Federowicz walked once in his first game of the season, finishing with a deceiving 0-for-3 line against the Pittsburgh Pirates. Two of the outs were line drives hit directly at Pirates fielders and the third required a brilliant diving stop and throw from shortstop John MacDonald.
Hernandez made his first Dodgers appearance as a pinch-hitter in the eighth inning, striking out looking against Jason Grilli.
The Dodgers won’t keep three catchers for long. “Right now we will,” manager Don Mattingly said, “but (not) once we get our pitchers back, going five guys in the rotation.”
The problem for Federowicz is that neither he nor Hernandez play another position.
“If it was a catcher who could also play some third base or different type scenario where he could play some other positions, then it’s easier to think about that,” Mattingly said, “but when you’ve got guys who strictly catch, it changes that.”
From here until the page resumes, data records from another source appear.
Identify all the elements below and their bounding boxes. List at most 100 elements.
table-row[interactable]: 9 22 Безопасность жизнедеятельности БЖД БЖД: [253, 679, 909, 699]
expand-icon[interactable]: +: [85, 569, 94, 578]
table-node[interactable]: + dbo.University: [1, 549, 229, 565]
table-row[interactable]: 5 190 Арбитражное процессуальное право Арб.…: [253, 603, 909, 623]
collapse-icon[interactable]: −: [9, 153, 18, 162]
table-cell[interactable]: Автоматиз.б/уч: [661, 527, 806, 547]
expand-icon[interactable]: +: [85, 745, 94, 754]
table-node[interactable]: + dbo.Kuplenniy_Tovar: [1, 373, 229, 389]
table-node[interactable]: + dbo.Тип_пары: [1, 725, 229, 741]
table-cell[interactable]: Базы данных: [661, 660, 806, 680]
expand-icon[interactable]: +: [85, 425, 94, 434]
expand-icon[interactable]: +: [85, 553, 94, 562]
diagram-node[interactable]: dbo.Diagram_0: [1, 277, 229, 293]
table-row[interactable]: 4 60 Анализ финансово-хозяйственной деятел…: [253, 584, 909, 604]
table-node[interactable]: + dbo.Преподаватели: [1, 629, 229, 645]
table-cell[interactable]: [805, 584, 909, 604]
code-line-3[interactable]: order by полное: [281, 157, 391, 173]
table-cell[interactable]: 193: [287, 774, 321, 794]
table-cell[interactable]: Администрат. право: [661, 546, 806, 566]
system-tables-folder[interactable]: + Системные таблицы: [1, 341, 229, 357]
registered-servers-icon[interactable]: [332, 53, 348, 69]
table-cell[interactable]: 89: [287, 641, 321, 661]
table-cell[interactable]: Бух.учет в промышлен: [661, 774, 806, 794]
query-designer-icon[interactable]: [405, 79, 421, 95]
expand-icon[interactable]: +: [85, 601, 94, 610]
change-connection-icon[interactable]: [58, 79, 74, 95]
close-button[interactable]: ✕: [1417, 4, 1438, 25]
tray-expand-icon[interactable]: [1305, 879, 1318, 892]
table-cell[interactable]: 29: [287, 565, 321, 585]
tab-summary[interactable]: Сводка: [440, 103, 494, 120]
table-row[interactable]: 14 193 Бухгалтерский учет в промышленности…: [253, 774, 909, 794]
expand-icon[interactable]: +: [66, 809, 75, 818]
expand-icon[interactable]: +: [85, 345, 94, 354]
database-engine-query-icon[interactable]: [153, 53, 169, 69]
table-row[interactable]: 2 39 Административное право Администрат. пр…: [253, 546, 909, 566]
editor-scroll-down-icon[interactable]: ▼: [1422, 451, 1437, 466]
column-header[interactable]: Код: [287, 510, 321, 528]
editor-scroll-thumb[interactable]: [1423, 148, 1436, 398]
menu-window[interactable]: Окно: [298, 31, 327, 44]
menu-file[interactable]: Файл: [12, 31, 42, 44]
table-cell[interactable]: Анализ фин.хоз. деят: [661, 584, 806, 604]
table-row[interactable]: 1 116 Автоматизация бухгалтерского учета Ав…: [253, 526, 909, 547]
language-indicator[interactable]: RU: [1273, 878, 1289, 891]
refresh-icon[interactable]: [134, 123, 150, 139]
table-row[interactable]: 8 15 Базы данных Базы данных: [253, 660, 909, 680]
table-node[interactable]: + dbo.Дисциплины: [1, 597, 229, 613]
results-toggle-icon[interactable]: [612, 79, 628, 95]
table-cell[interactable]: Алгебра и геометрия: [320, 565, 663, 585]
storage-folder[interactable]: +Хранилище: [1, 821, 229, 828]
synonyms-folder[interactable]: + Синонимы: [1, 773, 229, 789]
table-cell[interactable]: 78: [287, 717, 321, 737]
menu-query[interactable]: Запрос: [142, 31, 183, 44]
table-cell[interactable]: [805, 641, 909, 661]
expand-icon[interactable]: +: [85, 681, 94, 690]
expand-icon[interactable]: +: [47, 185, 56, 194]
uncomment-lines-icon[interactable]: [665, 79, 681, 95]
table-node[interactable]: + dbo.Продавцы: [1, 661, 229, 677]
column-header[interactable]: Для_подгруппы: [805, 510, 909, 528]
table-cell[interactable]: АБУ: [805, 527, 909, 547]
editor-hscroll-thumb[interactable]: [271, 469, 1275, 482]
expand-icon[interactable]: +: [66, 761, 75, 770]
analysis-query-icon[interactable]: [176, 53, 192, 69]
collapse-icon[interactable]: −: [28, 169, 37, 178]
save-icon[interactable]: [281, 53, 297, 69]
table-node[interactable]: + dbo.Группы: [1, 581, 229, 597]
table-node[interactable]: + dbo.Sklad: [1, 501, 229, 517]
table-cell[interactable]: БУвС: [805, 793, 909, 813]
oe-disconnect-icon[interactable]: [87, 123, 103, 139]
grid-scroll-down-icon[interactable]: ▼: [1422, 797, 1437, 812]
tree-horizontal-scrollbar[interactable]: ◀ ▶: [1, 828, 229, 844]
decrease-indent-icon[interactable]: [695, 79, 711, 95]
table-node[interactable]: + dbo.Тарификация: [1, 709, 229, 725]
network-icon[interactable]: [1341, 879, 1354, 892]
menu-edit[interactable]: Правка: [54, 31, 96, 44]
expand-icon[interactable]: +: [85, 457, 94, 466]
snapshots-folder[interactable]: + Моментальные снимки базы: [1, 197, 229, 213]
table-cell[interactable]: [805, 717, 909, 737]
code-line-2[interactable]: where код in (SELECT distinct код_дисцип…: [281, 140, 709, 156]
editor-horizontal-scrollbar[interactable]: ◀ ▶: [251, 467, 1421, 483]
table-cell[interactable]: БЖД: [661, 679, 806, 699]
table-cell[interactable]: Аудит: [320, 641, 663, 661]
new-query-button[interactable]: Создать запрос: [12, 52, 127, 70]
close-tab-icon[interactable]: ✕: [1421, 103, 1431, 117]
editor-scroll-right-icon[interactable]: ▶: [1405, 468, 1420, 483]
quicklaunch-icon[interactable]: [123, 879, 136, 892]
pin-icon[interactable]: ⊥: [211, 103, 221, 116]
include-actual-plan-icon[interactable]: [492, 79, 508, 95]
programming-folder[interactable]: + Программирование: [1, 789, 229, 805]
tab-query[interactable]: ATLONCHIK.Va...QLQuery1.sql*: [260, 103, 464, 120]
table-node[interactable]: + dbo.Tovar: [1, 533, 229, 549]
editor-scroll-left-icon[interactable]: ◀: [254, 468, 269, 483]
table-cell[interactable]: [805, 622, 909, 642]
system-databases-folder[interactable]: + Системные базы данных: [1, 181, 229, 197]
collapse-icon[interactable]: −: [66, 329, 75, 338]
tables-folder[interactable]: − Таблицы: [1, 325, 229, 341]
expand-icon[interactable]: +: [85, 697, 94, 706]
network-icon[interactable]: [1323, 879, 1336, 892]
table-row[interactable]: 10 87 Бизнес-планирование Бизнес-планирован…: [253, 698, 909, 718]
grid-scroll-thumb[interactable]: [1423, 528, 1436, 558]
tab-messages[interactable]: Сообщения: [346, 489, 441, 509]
Federowicz hit .294 with 11 home runs and 76 RBIs in his first full Triple-A season last year. That was enough to earn a promotion to the relatively low-pressure job of a backup major-league catcher. He held the edge on the job from the end of last season to the end of spring training — but not now, which left him searching for a silver lining Sunday.
With Triple-A Albuquerque, Federowicz said, he’ll refine his approach at the plate and have the opportunity to work with a quality pitching staff. The Isotopes are 4-0 with a much-improved 3.75 earned-run average in the young season.
“I’m just going to go with it, see what happens the next couple days,” he said. “It’s not going to ruin my spirits.”